29 Ekim 2007

29 Ekim, Cumhuriyet Bayramında Av. Vedat GÜRER

Bugün Açık Radyo'da Av. Vedat GÜRER ile son referandum hakkında sohbet ettik. Gürer, halkın neyi oyladığı konusunda yeterli bilgilendirme yapılmadığına dikkat çekti.

24 Ekim 2007

22 Ekim Pazartesi, Açık Radyo'da: Prof.Dr. Ülkü AZRAK

22 Ekim Pazartesi, 2007, Bilgi Çağının Hukuku programında canlı yayın konuğumuz, hafta sonu Antalya'da yapılan Türk - Alman Kamu Hukuku FORUM'undan dönen Prof. Dr. Ülkü Azrak. Bu FORUM, iki önemli başlık altında yapılmış:
- İnsan hakları ve Yargı
- Türkiye'de ve Almanya'da yargı bağımsızlığı.

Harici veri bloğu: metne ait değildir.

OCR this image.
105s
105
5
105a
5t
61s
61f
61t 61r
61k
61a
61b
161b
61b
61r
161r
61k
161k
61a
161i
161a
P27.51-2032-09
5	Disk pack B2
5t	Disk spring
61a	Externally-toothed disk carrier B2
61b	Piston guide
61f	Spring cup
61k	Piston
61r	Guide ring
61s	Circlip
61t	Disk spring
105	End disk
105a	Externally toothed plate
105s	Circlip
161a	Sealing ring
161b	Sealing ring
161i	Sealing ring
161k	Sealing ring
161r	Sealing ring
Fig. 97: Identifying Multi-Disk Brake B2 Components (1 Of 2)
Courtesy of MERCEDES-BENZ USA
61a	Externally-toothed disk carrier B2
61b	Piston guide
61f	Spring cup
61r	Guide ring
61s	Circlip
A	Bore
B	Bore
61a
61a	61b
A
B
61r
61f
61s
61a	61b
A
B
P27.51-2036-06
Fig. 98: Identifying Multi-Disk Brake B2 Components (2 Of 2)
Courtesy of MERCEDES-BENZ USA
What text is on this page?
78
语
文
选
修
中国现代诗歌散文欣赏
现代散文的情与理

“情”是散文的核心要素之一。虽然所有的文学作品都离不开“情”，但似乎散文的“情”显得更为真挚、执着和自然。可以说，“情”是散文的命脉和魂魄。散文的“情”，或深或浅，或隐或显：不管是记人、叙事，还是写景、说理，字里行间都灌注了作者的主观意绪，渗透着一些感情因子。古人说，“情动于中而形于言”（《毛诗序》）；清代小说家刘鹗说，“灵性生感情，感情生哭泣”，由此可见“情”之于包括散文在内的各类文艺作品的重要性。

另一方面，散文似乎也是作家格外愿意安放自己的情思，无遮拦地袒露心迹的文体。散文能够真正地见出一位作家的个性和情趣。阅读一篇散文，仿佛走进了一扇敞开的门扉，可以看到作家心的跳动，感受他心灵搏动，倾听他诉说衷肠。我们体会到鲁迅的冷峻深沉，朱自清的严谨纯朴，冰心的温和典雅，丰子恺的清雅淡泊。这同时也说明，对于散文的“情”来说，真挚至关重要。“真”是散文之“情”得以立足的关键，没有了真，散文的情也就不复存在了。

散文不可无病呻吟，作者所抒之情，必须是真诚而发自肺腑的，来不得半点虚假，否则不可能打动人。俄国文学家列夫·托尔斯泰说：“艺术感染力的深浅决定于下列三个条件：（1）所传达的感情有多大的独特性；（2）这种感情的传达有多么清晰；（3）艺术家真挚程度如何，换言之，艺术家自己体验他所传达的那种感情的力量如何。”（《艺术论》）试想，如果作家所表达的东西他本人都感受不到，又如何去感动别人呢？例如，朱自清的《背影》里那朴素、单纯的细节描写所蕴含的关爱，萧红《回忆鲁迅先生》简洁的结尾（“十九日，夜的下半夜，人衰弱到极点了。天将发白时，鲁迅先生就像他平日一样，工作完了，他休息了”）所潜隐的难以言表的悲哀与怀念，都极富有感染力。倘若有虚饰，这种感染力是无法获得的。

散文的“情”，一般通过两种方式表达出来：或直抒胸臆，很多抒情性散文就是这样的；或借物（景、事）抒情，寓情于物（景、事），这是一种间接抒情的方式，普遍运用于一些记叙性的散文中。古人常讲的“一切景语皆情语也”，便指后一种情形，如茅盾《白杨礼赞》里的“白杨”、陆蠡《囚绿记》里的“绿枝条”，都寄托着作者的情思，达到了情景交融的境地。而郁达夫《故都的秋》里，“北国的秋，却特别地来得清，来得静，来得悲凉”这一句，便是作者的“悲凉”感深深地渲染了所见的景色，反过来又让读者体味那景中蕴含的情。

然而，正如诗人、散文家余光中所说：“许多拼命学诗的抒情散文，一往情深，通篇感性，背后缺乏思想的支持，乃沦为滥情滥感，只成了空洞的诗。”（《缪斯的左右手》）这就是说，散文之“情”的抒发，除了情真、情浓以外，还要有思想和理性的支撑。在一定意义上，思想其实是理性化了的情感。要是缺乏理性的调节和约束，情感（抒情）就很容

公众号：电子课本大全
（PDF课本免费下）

Kişilerle devlet organları arasındaki ilişkileri düzenlemesi ve "iktidarın eseri" olması açısından kamu hukukunun önemini tartışan Forum'daki bildirisini ikinci başlık altında sunan Prof. Dr. Azrak, özellikle son dönemlerde ülkemizdeki "garip" hukuk uygulamalarından da hareketle, bizim programda "hukuk öğretimi"ne odaklandı. Felsefe ve Mantık gibi önemli derslerin zorunlu olmaktan çıkarılmasıyla Ortaöğrenimin düzey kaybettiğini, felsefi bazdan yoksun öğrenciye de 4 yıllık hukuk öğretiminde bu yüzden yeterli formasyon verilemediğini belirten Azrak, "hiç değilse" kaydıyla daha etkin bir hukuk öğrenimi için şunları önerdi:

a- Hazırlık sınıfı
b- Hukuk mezunlarına diploma verilmeden önce 2 kademeli devlet sınavı

Prof. Dr. Azrak, eksik bilgili yargıç ve savcıların yorumlarının da yanlış olmasının kaçınılmaz olduğunu, yanlış yorumlarla yapılan uygulamaların, alınan kararların ise Yargıtay'da da bazen düzeltildiği, bazen de düzeltilemediğine dikkat çekti. Medyadaki tekelleşme ve siyasi iktidar baskısının da insan hakları öğretimindeki zaafı körükleyen unsurlardan biri olduğunu belirten Azrak, özellikle bilgi çağında hukukçuların "bilgi-okuryazarı" da olması gerektiğini, bunun ifade özgürlüğü, çevre ve bilgi edinme hakları başta olmak üzere "insan hakları"nın öğrenilmesi, kullanılması ve uygulanması açısından gerek üniversitelerde gerekse uygulamada hayati önem taşıdığını vurguladı.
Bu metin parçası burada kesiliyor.